Cuban Doctors Return Home After Treating Ebola in West Africa

News from Cuba | Tuesday, 31 March 2015

Hundreds of Cuban medical professionals travelled to the African region to help fight the deadly virus.

A group of Cuban medical professionals who had been providing front-line medical attention in countries affected by the Ebola epidemic returned to Cuba Monday after a six-month stint in West Africa.

The Cuban team was sent off to a chorus of praise for their work in fighting the deadly virus.

“The Cuban doctors were not concerned with the risk they ran, they said they were brothers from the other side of the ocean and that they had come to help us as brothers,” Liberian Foreign Minister Augustine Kpehe Ngafuan told Cuba Debate.

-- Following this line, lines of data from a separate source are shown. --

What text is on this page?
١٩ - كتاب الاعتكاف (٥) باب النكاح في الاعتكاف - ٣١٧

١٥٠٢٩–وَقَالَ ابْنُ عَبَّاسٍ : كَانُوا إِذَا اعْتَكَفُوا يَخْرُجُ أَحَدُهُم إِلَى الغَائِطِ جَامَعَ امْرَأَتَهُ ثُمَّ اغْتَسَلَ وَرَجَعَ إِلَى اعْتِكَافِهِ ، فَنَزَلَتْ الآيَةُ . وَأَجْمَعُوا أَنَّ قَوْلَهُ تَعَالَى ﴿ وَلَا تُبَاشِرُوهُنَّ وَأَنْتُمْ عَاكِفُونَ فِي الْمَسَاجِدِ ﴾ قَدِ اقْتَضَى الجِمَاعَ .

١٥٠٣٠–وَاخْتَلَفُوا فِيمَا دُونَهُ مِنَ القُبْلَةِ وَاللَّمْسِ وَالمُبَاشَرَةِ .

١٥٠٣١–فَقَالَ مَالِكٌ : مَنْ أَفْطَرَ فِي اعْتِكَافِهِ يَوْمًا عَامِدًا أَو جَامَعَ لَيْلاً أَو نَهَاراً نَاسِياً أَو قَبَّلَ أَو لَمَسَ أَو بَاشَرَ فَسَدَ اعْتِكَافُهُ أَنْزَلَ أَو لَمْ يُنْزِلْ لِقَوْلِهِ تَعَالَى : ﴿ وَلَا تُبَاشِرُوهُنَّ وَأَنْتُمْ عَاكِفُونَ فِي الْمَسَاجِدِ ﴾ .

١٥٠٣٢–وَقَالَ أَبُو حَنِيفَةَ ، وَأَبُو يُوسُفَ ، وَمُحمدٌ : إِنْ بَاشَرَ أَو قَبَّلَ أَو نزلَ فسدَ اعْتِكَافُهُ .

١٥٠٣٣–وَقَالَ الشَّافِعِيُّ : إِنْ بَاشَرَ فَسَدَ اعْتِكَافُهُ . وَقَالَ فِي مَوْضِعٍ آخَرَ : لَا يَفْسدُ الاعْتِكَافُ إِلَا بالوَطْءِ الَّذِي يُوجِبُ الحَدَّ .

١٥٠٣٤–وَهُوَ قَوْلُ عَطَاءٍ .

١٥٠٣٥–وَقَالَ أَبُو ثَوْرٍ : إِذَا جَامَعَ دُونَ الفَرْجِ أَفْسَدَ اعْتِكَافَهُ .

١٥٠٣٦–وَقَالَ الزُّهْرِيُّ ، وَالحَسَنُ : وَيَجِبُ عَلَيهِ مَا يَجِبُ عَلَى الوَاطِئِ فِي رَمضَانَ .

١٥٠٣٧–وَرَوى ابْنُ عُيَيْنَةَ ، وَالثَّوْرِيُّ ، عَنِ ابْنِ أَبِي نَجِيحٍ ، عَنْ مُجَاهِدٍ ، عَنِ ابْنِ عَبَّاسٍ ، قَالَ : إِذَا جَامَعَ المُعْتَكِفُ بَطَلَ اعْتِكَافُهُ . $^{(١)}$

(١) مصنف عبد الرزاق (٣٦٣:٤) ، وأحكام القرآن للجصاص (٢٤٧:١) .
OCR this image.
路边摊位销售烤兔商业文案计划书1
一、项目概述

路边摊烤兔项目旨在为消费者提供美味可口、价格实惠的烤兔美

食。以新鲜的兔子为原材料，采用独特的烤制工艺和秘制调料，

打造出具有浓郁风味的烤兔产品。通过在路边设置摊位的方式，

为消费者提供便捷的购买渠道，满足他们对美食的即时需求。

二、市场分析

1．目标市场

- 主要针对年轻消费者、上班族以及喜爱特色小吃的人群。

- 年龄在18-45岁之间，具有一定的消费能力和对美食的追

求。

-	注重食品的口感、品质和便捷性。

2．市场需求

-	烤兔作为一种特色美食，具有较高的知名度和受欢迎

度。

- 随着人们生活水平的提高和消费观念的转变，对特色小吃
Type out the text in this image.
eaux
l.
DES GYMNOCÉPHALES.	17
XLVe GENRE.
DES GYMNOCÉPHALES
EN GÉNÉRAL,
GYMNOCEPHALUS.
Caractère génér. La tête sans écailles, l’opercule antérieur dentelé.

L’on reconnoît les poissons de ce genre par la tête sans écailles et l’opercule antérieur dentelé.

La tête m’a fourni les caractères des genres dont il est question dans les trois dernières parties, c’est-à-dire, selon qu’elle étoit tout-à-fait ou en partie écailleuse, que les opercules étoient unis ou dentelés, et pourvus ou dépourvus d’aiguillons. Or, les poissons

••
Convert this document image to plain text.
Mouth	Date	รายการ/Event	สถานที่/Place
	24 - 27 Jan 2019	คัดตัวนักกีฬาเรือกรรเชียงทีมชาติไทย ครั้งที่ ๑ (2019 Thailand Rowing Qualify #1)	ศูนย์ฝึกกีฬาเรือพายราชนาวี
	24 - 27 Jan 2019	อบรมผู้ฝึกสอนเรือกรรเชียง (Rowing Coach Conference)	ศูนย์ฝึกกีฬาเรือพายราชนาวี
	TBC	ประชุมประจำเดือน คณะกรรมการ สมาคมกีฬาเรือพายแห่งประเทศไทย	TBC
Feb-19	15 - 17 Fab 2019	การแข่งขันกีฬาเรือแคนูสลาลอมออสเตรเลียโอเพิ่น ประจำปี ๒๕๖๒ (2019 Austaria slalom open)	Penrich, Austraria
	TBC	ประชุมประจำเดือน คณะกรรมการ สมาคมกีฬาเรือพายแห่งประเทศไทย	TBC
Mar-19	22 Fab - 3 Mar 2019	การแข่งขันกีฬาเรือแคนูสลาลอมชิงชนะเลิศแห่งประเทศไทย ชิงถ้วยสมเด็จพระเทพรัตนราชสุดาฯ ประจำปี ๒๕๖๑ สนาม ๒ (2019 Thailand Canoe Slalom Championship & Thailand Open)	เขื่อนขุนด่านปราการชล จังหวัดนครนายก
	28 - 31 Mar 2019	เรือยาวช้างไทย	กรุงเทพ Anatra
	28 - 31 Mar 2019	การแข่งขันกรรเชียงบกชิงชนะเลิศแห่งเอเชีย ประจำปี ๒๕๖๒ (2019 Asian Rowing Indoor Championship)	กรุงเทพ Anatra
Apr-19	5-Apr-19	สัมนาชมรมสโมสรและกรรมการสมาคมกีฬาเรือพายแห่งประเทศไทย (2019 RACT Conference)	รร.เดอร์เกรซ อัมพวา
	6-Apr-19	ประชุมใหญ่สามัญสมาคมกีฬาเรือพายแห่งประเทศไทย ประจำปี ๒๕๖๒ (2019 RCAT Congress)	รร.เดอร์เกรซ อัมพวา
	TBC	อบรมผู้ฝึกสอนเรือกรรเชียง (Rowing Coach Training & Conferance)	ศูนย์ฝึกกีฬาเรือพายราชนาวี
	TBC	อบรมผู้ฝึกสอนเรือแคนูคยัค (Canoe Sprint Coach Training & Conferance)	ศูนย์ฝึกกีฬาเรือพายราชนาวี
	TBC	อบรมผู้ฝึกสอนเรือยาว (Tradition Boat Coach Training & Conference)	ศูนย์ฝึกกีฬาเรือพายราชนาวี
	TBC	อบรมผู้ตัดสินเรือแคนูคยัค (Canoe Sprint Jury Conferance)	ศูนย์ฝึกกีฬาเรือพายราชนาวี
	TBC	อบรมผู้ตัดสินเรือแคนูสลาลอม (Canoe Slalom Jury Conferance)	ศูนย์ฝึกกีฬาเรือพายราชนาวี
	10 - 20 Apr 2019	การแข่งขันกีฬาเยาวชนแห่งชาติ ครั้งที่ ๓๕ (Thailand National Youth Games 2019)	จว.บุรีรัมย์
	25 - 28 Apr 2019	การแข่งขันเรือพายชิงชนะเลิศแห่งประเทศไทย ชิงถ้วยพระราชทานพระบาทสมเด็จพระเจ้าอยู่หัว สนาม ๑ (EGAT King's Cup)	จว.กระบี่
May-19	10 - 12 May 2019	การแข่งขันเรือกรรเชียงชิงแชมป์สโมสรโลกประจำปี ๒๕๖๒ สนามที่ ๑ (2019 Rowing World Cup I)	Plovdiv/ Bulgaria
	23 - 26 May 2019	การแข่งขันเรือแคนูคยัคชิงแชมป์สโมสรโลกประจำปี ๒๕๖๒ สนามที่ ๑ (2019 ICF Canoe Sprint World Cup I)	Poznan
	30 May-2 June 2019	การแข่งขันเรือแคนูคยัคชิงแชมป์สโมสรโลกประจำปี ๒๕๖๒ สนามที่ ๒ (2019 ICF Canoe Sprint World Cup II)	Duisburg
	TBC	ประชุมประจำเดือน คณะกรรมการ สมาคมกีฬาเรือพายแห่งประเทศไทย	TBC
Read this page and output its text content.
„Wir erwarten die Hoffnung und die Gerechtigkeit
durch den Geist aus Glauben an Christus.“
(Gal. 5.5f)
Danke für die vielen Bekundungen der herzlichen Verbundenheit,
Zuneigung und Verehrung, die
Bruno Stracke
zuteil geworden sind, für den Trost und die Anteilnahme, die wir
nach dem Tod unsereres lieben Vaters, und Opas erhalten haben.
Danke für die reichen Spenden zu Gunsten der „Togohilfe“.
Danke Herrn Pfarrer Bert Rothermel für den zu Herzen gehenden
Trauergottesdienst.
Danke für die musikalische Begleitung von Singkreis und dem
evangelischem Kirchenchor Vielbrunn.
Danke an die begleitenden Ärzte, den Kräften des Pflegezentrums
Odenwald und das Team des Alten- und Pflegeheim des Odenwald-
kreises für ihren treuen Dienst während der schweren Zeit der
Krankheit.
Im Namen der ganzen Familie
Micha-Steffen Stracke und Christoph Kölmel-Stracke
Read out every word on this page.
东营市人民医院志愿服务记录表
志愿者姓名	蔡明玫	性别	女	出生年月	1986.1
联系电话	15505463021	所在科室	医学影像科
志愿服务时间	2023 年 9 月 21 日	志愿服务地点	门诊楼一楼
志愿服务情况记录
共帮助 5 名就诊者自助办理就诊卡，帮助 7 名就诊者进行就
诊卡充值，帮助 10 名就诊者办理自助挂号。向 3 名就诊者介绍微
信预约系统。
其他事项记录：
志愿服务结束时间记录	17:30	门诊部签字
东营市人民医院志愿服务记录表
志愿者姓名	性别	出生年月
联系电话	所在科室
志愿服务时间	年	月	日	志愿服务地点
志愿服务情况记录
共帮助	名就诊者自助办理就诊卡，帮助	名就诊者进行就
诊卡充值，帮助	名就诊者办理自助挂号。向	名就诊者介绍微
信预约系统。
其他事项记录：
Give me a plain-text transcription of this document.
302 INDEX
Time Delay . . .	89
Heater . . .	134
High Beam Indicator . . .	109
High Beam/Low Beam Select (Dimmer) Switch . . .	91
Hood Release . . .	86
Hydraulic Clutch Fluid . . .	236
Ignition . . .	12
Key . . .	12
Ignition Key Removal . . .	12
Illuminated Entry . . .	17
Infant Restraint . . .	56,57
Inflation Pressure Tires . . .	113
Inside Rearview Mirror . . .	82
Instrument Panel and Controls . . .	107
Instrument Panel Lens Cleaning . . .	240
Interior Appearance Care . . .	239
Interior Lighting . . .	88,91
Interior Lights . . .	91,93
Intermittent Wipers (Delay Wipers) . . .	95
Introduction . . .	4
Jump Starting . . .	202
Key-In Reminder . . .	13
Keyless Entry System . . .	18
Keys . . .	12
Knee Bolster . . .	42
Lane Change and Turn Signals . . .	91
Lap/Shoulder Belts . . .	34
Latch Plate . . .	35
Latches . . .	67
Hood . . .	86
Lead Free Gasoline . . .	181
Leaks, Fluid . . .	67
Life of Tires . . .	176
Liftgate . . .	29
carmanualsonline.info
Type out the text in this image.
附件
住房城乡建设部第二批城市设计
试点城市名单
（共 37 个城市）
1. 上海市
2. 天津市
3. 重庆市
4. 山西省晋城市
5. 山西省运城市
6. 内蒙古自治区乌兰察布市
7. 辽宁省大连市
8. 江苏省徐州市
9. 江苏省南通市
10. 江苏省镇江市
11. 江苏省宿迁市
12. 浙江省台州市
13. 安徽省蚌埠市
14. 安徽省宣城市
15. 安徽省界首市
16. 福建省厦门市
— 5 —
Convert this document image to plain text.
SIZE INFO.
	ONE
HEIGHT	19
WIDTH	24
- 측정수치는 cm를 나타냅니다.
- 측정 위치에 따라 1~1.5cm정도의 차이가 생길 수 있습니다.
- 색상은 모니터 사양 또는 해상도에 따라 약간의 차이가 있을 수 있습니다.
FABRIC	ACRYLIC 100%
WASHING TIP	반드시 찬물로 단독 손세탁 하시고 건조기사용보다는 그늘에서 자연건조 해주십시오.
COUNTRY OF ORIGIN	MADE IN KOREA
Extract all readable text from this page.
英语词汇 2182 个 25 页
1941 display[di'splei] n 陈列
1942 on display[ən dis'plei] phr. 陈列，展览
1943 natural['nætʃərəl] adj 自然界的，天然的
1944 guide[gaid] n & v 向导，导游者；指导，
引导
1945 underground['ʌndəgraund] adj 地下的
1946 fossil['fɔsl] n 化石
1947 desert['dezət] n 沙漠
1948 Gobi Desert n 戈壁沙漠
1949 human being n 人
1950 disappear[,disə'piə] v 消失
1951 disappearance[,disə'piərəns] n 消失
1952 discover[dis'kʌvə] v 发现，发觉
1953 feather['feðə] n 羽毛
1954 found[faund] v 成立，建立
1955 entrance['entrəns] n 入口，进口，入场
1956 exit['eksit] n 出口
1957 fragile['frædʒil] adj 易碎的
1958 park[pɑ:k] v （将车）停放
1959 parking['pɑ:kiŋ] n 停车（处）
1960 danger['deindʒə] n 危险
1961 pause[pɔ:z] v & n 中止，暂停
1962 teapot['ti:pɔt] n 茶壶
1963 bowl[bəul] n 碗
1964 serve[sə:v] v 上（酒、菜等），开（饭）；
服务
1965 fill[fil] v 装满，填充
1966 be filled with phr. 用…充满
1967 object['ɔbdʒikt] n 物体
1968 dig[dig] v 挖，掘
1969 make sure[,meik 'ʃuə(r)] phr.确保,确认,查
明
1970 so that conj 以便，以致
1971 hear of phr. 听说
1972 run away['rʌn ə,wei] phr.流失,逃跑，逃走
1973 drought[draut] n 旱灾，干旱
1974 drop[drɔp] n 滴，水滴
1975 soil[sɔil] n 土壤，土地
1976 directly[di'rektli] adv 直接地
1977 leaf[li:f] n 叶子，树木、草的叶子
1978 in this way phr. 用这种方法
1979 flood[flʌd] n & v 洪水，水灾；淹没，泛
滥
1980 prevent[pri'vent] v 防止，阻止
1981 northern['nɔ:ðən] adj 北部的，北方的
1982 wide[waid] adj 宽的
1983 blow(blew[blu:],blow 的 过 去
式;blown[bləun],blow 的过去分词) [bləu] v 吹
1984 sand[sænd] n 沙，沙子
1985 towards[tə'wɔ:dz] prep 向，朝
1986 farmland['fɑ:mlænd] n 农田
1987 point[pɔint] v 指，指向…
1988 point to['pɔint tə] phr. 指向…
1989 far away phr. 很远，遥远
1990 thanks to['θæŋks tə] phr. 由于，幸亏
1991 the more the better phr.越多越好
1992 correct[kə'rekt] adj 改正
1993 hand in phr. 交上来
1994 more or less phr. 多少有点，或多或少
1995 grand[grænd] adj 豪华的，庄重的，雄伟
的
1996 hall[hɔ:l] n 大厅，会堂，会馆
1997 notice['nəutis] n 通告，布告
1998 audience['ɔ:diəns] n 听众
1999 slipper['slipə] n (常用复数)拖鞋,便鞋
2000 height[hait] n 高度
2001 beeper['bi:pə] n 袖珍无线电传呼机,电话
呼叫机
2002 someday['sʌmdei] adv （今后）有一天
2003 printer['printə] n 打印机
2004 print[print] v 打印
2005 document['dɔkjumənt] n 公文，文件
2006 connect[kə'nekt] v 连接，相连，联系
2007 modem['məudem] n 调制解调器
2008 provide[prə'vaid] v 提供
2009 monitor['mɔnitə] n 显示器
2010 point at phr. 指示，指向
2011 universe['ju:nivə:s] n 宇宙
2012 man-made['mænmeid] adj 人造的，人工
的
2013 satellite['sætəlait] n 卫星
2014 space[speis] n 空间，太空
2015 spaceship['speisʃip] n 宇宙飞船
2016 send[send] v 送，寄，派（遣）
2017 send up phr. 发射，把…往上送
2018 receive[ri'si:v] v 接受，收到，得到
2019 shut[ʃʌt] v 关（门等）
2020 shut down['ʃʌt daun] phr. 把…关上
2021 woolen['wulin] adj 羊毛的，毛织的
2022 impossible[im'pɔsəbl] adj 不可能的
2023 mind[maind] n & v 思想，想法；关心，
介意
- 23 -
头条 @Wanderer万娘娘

“This is yet another example of what I already knew about the work of Cuban doctors in other parts of the world: high commitment, good practice, and of course, respect for the human rights of the sick,” said Mauricio Calderon, the vice-coordinator of foreign medical teams for the World Health Organization in Sierra Leone.

Hundreds of Cuban medical professionals arrived in West Africa in October after the secretary-general of the United Nations made an appeal for assistance to help treat and contain an outbreak of the deadly Ebola virus. The virus has not been eradicated but the rates of infection have dropped considerably.

The outbreak has resulted in 8,000 deaths and more than 20,000 infections.

The delegation did suffer losses, but not from the Ebola virus. Two members of the Cuban delegation to West Africa, Reinaldo Villafranca, a nurse serving in Sierra Leone, and Jorge Juan Guerra Rodriguez, a member of the advance team in Guinea, died during their stay in the region after contracting malaria.

One of the medical team, Dr. Felix Baez Sarria, did contract Ebola while serving in Sierra Leone. After receiving treatment, Dr. Baez then returned to the country to continue to provide medical attention.

When asked about widespread support he received after contracting the virus, he said, “I didn't see myself as Felix, I saw myself as just another sick Cuban who was receiving solidarity from his people and from throughout the world. I think that served to wake up consciousness of some around the world so that they would know that it was necessary to help the African people.”

Cuba has also received widespread acclaim for its “medical solidarity,” regularly sending doctors from its socialized medical system to countries throughout the world, in particular after natural disasters. The remaining 66 Cuban medical professionals still in Africa will return on April 1, 2015.